In 1966, researchers in Finland commenced an amazing prospective epidemiological study of an unselected, genetically homogeneous general population. They studied 96% of all women (n=12 068), with an expected date of delivery falling between 1st January and 31st December in 1966, in the two northernmost Finnish provinces. For that 1966 Birth Cohort study, a variety of biological, socioeconomic and health-related conditions as well as living habits and family characteristics of the cohort members were collected prospectively. In a 31-year follow-up study, Timonen et al studied the association between atopy and depression in 6025 individuals (see pp xxx–xxx). It is remarkable that 50% success rate could be achieved in a 31-year follow-up of an entire and homogeneous population.
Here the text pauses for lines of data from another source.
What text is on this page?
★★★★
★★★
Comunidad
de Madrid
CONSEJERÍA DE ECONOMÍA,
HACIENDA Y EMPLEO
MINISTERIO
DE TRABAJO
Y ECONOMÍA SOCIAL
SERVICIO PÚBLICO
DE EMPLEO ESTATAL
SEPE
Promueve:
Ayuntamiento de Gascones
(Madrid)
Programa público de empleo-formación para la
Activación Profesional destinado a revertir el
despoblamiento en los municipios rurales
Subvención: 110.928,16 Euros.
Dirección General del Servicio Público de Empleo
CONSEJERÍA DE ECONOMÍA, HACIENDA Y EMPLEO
Atopy was diagnosed by means of a combination of skin-prick tests and a clinical history of allergic symptoms and diagnoses of asthma, allergic rhinitis, atopic eczema, and/or allergic conjunctivitis. Depression was assessed by self-reported doctor-diagnosed lifetime depression and through Hopkins' Symptom Checklist-25 (HSCL-25), containing a 13-item depression subscale. Previous studies had shown that socioeconomic status, dwelling place and mother's parity were associated with atopic disorders and depression. After adjusting for those factors, logistic regression analyses showed that the risk of developing depression increased in parallel with the increasing severity of depression and, when compared with non-atopic subjects, was 3.0–4.7-fold increased in atopic females. In atopic males, the association between atopy and depression was statistically significant only in the highest depression scores, with an odds ratio of 6.3-fold.
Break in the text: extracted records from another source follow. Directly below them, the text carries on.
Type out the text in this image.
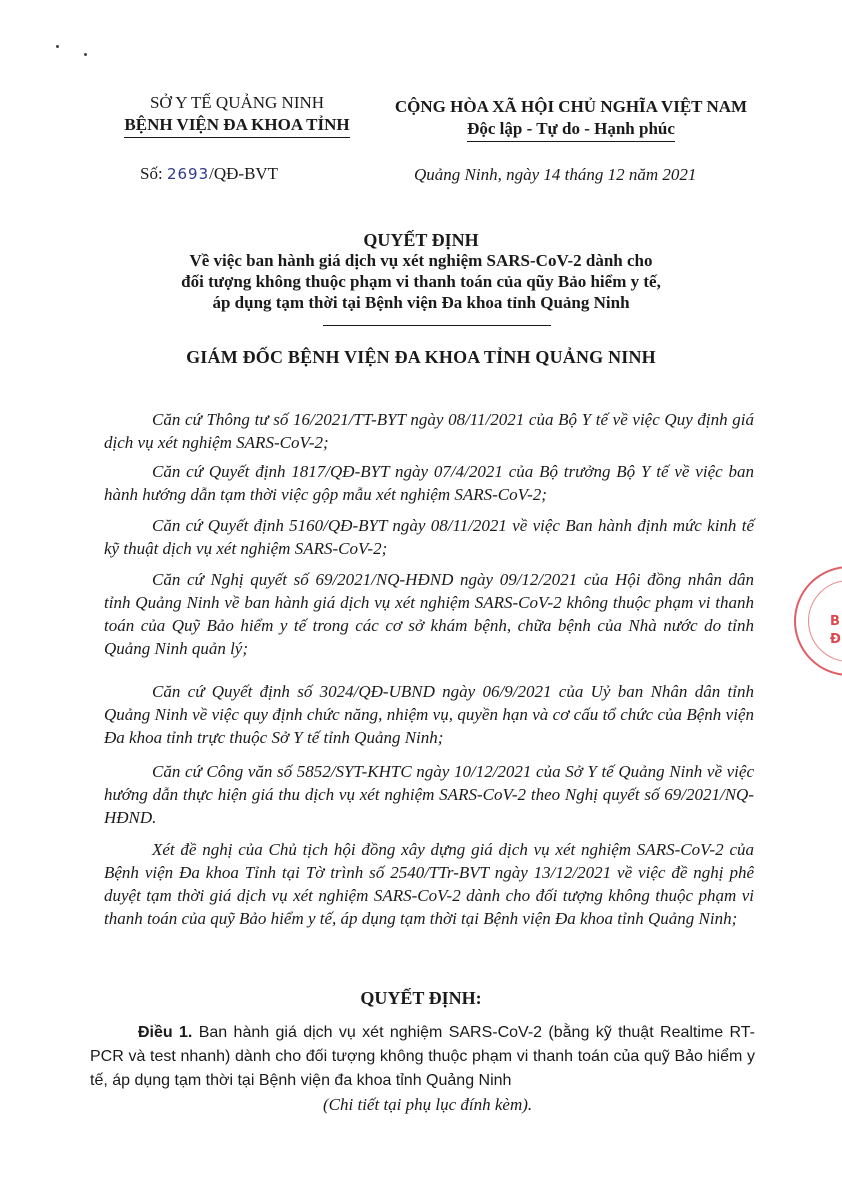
SỞ Y TẾ QUẢNG NINH
BỆNH VIỆN ĐA KHOA TỈNH
Số: 2693/QĐ-BVT
CỘNG HÒA XÃ HỘI CHỦ NGHĨA VIỆT NAM
Độc lập - Tự do - Hạnh phúc
Quảng Ninh, ngày 14 tháng 12 năm 2021
QUYẾT ĐỊNH
Về việc ban hành giá dịch vụ xét nghiệm SARS-CoV-2 dành cho
đối tượng không thuộc phạm vi thanh toán của qũy Bảo hiểm y tế,
áp dụng tạm thời tại Bệnh viện Đa khoa tỉnh Quảng Ninh
GIÁM ĐỐC BỆNH VIỆN ĐA KHOA TỈNH QUẢNG NINH
Căn cứ Thông tư số 16/2021/TT-BYT ngày 08/11/2021 của Bộ Y tế về việc Quy định giá dịch vụ xét nghiệm SARS-CoV-2;
Căn cứ Quyết định 1817/QĐ-BYT ngày 07/4/2021 của Bộ trưởng Bộ Y tế về việc ban hành hướng dẫn tạm thời việc gộp mẫu xét nghiệm SARS-CoV-2;
Căn cứ Quyết định 5160/QĐ-BYT ngày 08/11/2021 về việc Ban hành định mức kinh tế kỹ thuật dịch vụ xét nghiệm SARS-CoV-2;
Căn cứ Nghị quyết số 69/2021/NQ-HĐND ngày 09/12/2021 của Hội đồng nhân dân tỉnh Quảng Ninh về ban hành giá dịch vụ xét nghiệm SARS-CoV-2 không thuộc phạm vi thanh toán của Quỹ Bảo hiểm y tế trong các cơ sở khám bệnh, chữa bệnh của Nhà nước do tỉnh Quảng Ninh quản lý;
Căn cứ Quyết định số 3024/QĐ-UBND ngày 06/9/2021 của Uỷ ban Nhân dân tỉnh Quảng Ninh về việc quy định chức năng, nhiệm vụ, quyền hạn và cơ cấu tổ chức của Bệnh viện Đa khoa tỉnh trực thuộc Sở Y tế tỉnh Quảng Ninh;
Căn cứ Công văn số 5852/SYT-KHTC ngày 10/12/2021 của Sở Y tế Quảng Ninh về việc hướng dẫn thực hiện giá thu dịch vụ xét nghiệm SARS-CoV-2 theo Nghị quyết số 69/2021/NQ-HĐND.
Xét đề nghị của Chủ tịch hội đồng xây dựng giá dịch vụ xét nghiệm SARS-CoV-2 của Bệnh viện Đa khoa Tỉnh tại Tờ trình số 2540/TTr-BVT ngày 13/12/2021 về việc đề nghị phê duyệt tạm thời giá dịch vụ xét nghiệm SARS-CoV-2 dành cho đối tượng không thuộc phạm vi thanh toán của quỹ Bảo hiểm y tế, áp dụng tạm thời tại Bệnh viện Đa khoa tỉnh Quảng Ninh;
QUYẾT ĐỊNH:
Điều 1. Ban hành giá dịch vụ xét nghiệm SARS-CoV-2 (bằng kỹ thuật Realtime RT-PCR và test nhanh) dành cho đối tượng không thuộc phạm vi thanh toán của quỹ Bảo hiểm y tế, áp dụng tạm thời tại Bệnh viện đa khoa tỉnh Quảng Ninh
(Chi tiết tại phụ lục đính kèm).
B
Đ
This type of study design has considerable strengths as well as pitfalls. It includes a large number of unselected births from two provinces. Therefore, the n's are large and unbiased. Genetic stratification is not an issue as all participants have a shared genetic background. However, when studying an entire population such as this, the advantages of size are partially offset by the fact that the assessment cannot, by reasons of feasibility, be too labor intensive. The use of self-report rating scales such as the HSCL-25 conducted at one time point gives a very limited approximation of lifetime depression of cohort members, and does not provide a specific diagnosis of depression. Moreover, questionnaire studies might be biased due to interindividual differences in reporting about symptoms. In this case, in addition to HSCL-scores, the authors were able to use self-reported doctor-diagnosed lifetime depression data. Moreover, biochemical data were not collected. However, a strength of the study is that skin-prick tests were used to detect atopy. These tests are one of the best objective assessments for demonstrating an IgE-mediated mechanism underlying clinical atopic symptoms.

What is the relevance of these findings? First, they show that depression and atopy occur together, particularly in women. Second, they show that men and women might exhibit different substrates for depression, further documenting the biological heterogeneity of mood disorders. There are multiple possible mechanisms for an interaction between immunity and depression. Depression could be the consequence of an activated immune system. In this case, immune mediators would be the culprits for clinical symptoms as well as neuroendocrine and biochemical correlates, such as altered hypothalamic–pituitary–adrenal (HPA) axis activity and dysregulation of monoaminergic neurotransmission: cytokines can be a potent stimulus for the hypothalamic secretion of corticotropin-releasing hormone (CRH), and they also affect serotonin and norepinephrine. Alternatively, depression could be the primary event, with possible HPA dysregulation leading to atopy. The HPA dysregulation of depression is far more complex than usually thought. For example, patients with atypical depressive features, including those seen in seasonal affective disorder, may actually have decreased HPA activity, which should predispose to hyperimmune states, such as atopy. It is likely that most depressed patients in this cohort could have atypical symptoms for two reasons: (1) depression with atypical features can be common in an outpatient, community-based sample such as this one and (2) given the extreme northern latitude of this community, it is expected that a substantial number of depression cases would be seasonal. Seasonal depression is characterized by atypical features.

A number of other factors could underlie the depression–atopy association. These factors range from histamine and lipids to shared genetic substrates. Before our imagination runs too far, it should be kept in mind that the association of two disorders could just be entirely a co-occurrence. Both conditions are common and complex; consequently, a significant overlap in one population group is not unexpected. What is particularly compelling though is that the data from the 1966 Birth Cohort increase the number of independent lines of research supporting an association between depression and altered immunity. What can be exasperating in psychiatry is the fact that we have enough lines of evidence to strongly suggest specific biological substrates, but no clearcut fundamental mechanisms of disease that can be universally accepted. That is the price of studying of some of the most complex, challenging, and fascinating phenotypes in medical science.